The job application was sent to every Christian company that I could find on the internet, praying that I would get responses...I got one. She was lovely but ended up choosing a different job, which was a peaceful choice for both of us. Then I got another application, this one from Michael Viator. I never considered hiring a male Artistic Director. I know that sounds odd in the ballet world, but it simply hadn't crossed my mind. However, when speaking to him, I heard that his vision and his strengths were just where I would want them to be! The only issue was that backstage at performances or on costuming days, he really wouldn't be able to do what a woman could do with the dancers...if only there were some sort of mediator to make this more possible. Then, I heard about Olivia, a professional dancer who had a heart for Jesus and was to be married to Michael. I asked God to bring someone to fill this company, and He did more than that - He brought a team!

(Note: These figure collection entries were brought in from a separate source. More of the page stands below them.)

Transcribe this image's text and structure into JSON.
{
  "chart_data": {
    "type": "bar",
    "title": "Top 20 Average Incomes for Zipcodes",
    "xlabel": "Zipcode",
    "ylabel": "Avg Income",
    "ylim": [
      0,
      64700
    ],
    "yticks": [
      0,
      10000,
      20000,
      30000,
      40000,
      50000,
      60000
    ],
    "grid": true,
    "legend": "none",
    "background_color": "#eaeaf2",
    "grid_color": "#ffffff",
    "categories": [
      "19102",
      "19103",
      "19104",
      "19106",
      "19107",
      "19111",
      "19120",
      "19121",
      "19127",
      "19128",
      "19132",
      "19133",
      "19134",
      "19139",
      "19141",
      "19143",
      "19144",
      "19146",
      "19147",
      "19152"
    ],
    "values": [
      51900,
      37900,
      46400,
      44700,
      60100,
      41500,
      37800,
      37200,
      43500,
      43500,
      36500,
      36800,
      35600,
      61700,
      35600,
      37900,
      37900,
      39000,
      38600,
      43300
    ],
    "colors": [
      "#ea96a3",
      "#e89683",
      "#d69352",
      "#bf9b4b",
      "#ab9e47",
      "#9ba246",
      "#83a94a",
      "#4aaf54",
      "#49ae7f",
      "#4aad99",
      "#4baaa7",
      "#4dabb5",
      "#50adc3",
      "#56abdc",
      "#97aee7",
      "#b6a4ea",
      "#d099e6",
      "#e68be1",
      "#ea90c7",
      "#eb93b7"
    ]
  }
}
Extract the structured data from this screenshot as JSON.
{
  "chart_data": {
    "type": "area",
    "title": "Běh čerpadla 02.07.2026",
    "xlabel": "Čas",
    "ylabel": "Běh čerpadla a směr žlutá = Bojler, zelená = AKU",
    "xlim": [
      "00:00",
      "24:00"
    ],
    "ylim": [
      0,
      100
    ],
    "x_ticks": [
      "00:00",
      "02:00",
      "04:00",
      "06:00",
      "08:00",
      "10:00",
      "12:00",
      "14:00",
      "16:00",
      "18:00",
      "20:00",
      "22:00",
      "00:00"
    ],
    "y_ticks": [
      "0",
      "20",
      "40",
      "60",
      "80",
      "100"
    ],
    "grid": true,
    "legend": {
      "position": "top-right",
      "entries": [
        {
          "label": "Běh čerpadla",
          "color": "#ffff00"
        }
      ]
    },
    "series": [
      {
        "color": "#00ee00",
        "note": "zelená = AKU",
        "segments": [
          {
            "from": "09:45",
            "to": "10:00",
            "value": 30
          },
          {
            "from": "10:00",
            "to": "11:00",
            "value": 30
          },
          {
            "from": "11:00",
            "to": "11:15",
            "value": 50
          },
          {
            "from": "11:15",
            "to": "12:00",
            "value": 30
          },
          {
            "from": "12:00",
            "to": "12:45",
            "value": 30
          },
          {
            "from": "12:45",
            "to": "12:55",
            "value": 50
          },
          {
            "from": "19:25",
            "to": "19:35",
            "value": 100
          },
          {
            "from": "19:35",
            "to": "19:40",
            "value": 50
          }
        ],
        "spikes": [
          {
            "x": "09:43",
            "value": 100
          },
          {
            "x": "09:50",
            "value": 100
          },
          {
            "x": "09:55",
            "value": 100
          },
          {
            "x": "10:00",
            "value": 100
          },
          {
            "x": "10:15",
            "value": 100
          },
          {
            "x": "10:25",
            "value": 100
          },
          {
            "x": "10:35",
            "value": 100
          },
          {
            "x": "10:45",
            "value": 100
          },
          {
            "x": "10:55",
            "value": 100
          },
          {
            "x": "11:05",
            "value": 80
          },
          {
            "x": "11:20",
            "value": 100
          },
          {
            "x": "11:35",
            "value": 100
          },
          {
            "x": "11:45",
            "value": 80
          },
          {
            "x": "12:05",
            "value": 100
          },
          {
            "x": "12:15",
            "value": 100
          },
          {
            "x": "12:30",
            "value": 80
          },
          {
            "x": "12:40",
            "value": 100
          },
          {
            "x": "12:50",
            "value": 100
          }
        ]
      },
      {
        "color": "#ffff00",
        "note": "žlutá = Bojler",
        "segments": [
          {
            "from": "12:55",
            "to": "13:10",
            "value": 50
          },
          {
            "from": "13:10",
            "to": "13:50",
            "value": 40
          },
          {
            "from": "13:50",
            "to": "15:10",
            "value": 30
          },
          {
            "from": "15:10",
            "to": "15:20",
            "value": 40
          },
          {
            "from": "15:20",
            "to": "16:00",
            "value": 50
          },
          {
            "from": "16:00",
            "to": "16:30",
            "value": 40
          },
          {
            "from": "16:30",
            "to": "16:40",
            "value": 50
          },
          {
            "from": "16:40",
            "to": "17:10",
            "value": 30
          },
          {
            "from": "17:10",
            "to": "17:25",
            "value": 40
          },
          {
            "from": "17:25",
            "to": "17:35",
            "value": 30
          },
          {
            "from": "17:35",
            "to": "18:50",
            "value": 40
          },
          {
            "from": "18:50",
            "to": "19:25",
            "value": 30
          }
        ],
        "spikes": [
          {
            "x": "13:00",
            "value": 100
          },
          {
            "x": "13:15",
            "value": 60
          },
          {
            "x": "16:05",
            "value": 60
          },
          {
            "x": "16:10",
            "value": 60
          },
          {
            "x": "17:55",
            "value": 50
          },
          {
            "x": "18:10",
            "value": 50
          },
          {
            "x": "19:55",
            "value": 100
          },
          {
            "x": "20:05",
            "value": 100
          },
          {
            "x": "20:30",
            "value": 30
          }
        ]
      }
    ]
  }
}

They were offered jobs. They were perfect. And then they had to say no. I remember clearly the day they turned down the jobs, feeling as though God just needed them to work some things out and that maybe in the future, if the jobs were available, they would be able to take them. It was hard to explain the immense peace that was felt by me. Me, the planner and visionary. I want to just do things right now and not take time for God's plan. This was the perfect team, but there was really a peace that passes all understanding as we said goodbye for now, and they were going to stay in Mississippi and give their company another year contract. January was the deadline for their contracts to be signed. As January lagged on, I kept feeling as though this couple was going to be just what God wanted for Grace, but at the same time, I knew that they had until the end of January to change their minds...and then, January ended. I woke up the morning of February 1st with a clear and peaceful mind. I thought about the fact that January was gone and so was the hope of this dream coming to fruition this year, but I knew God would work out the details in a way only He really can.
My daughter, Haddi, finished her mathbook this morning, so she created a dance party in our house with treats and fun music, and the whole family was dancing together when I got a text from Olivia asking if we could chat. You see, February might have come, but a date on a calendar does not stop God from working miracles. The companies Alpha and Omega learned that they would be merging into one company and not everyone would be asked to stay. Dancers had one day to decide if they really did want to renew their contract if they were the chosen few to be asked back. Michael was asked to stay with the company, but God gave him peace and courage, and he told them he would not return, that God had other plans for him...plans to bring him to Iowa.
I don't know why God seems to do things the hard way, except that the time between learning that this dream wouldn't happen the way I wanted and today, God worked amazing things in my heart to trust Him and step in faith...Logos were created, names were trademarked, things were done for this company that wasn't even going to happen because God had said HE would do it, not me. Michael and Olivia had spent the month growing in faith and learning to obey, and now, here we are....in what feels like the new year, learning that God just needs us to trust Him and blindly follow, and He will lead us into a more amazing future than we could have ever imagined on our own.
So, I am hoping someday when you read this, you will see it was all a God thing, and I get the honor of being a part of it! Praise God for all He has done and will continue to do, and may we always share the Gospel through the splendor of dance.
I am waiting to hear the official word that Michael and Olivia have accepted the positions - here you can see my vulnerability in declaring it a God decision. If they end up saying no, it's still a God thing. I will trust and praise God no matter the outcome because His gifts are endless and far more valuable than I could ever express.
Today, I stand here and say that Encounter Performing Arts Company (Encounter PAC) belongs to God, not to me. May God do what He will with it for HIS glory and no one else's.